Volver a amar: Josephine

CAPÍTULO 61

CAPÍTULO 61: Día especial

Miro a través de las cortinas del bungalow hacia la playa. EL escenario es perfecto. Nunca antes habría imaginado que belleza semejante esperara por mí. Sin embargo hoy no me sorprende, porque desde que Dorian entró en mi vida todo lo inimaginable se hace realidad.

Todo está dispuesto: el arco de cañas con rosas y tules, las pocas sillas blancas decoradas, las antorchas, el camino de pétalos hacia el altar, camino que andaremos dentro de pocos minutos mi niña y yo.

Mi madre termina de colocarme la última flor en el pelo y nos miramos al espejo. Ella está radiante, con un vestido beige de corte recto y zapatos bajos al tono. Min parece una princesita: luce un vestido blanco de seda con puntillas y mangas mariposa, sandalias de pies descalzos de ganchillo y pequeñas flores blancas en el pelo.

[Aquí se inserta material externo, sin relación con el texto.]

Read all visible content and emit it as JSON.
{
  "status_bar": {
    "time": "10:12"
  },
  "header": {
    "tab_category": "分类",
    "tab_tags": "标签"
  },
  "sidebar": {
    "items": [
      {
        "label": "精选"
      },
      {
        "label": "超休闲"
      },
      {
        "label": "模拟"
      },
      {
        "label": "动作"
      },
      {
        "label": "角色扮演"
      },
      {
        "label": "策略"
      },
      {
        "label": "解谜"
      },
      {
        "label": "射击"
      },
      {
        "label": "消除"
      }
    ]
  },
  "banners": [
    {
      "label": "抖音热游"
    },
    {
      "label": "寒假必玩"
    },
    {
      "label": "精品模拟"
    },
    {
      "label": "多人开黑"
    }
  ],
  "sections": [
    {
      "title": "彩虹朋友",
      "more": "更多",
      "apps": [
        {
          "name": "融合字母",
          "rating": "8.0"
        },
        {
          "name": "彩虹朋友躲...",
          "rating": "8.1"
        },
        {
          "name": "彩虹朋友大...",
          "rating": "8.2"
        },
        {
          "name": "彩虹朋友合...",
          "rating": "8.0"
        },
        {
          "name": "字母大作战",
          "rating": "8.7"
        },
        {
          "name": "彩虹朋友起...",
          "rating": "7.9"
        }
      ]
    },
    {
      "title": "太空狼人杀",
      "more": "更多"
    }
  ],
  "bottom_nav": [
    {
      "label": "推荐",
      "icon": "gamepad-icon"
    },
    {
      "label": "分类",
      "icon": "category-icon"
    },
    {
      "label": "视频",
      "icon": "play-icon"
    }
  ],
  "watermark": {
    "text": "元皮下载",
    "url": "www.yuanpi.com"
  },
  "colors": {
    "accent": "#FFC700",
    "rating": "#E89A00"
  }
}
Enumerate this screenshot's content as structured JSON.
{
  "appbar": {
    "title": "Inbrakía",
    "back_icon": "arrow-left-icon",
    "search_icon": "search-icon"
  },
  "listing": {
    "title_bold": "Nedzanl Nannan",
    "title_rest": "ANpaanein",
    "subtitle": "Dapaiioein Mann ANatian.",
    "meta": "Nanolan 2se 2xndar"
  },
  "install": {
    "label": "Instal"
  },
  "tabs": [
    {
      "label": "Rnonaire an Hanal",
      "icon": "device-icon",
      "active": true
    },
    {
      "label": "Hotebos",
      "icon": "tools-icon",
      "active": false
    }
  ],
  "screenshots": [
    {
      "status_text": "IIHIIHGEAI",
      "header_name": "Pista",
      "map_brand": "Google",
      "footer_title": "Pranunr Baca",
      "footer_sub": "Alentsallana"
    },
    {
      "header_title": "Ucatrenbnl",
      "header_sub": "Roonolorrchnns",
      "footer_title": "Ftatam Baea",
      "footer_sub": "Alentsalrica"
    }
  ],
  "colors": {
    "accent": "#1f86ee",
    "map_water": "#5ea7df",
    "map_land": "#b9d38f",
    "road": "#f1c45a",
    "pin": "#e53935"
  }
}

Miro mi vestido. La costurera ha hecho un gran trabajo. Es un vestido de seda blanca con canesú de guipur, escote en V, sin mangas, de cintura alta y falda amplia levemente fruncida, de largo midi. En el cuello llevo, como única joyería, la cadena de oro blanco con el dije de corazón, que Dorian me regaló en mi cumpleaños el mes pasado. Y en los pies, al igual que Min, sandalias de pies descalzos, con strasses incrustados en las cadenas de plata.

Llevo el cabello suelto con pequeñas flores blancas dispersas y los pequeños aros de diamantes que hacen juego con la cadena de mi cuello.

Estoy emocionada. Nunca pensé que volvería a protagonizar una boda, pero así se dio mi vida, y estoy agradecida por ello. La primera fue una aventura de juventud, un tanto alocada tal vez, pero que me dejó este tesoro que hoy me acompañará al altar al encuentro de una segunda oportunidad, más madura, más reflexiva, pero no por eso menos intensa.

—¿Están listas?

—Sí, mamá. Muchas gracias.

—Están hermosas -me dice con una sonrisa-. Espera unos minutos a que llegue, y luego salgan.

Y se marcha.

Poco después, Min toma la canastita con las sortijas y yo el ramo de rosas. Respiro hondo, miro con amor a mi niña y la tomo de la mano, abro la puerta y salimos al exterior.

Atardece. El escenario es un paraíso teñido de los tonos naranjas y dorados de la puesta del sol en el Mar Caribe.

Empezamos a bajar las escalinatas hacia la playa y comienza a sonar “Perfect”, en versión instrumental. Me siento desconcertada y busco con la mirada el origen de la música. Una pequeña banda compuesta por piano, violín y chelo, se encuentra próxima a la pérgola interpretando “nuestra canción”. Hago un enorme esfuerzo para no llorar. No quiero recordar este día a través del velo de las lágrimas.

Caminamos lentamente por el camino de pétalos, mientras los pocos invitados se voltean para vernos avanzar. Veo sus rostros emocionados: mamá, Elízabeth, Annie, la nana Mary… Más allá, bajo el arco de cañas y flores, con el mar Caribe de fondo, aguarda Dorian, de pie, próximo al celebrante, con el cabello negro un tanto revuelto por el viento y sus mágicos ojos grises, mirándome con honda emoción. Está guapísimo con su ropa clara y sus pies descalzos. Siento un fuerte deseo de correr hacia él y fundirme en un abrazo, pero me contengo, debo comportarme y disfrutar cada instante de este día especial.

Al llegar junto a él, mi madre recibe a Min y toma mi ramo. Extiendo mi mano para tomar la de Dorian y le sonrío, confiada, feliz. Entonces todo lo demás desaparece. Escucho el sonido de las olas, la música, siento el viento, pero todo se percibe muy lejano, como en un ensueño. Lo único que se siente real es él, su mirada embriagadora, el calor de sus manos, su perfume…

Todo alrededor está gritando: “¡Amor!” Porque es el amor… y es para toda la vida.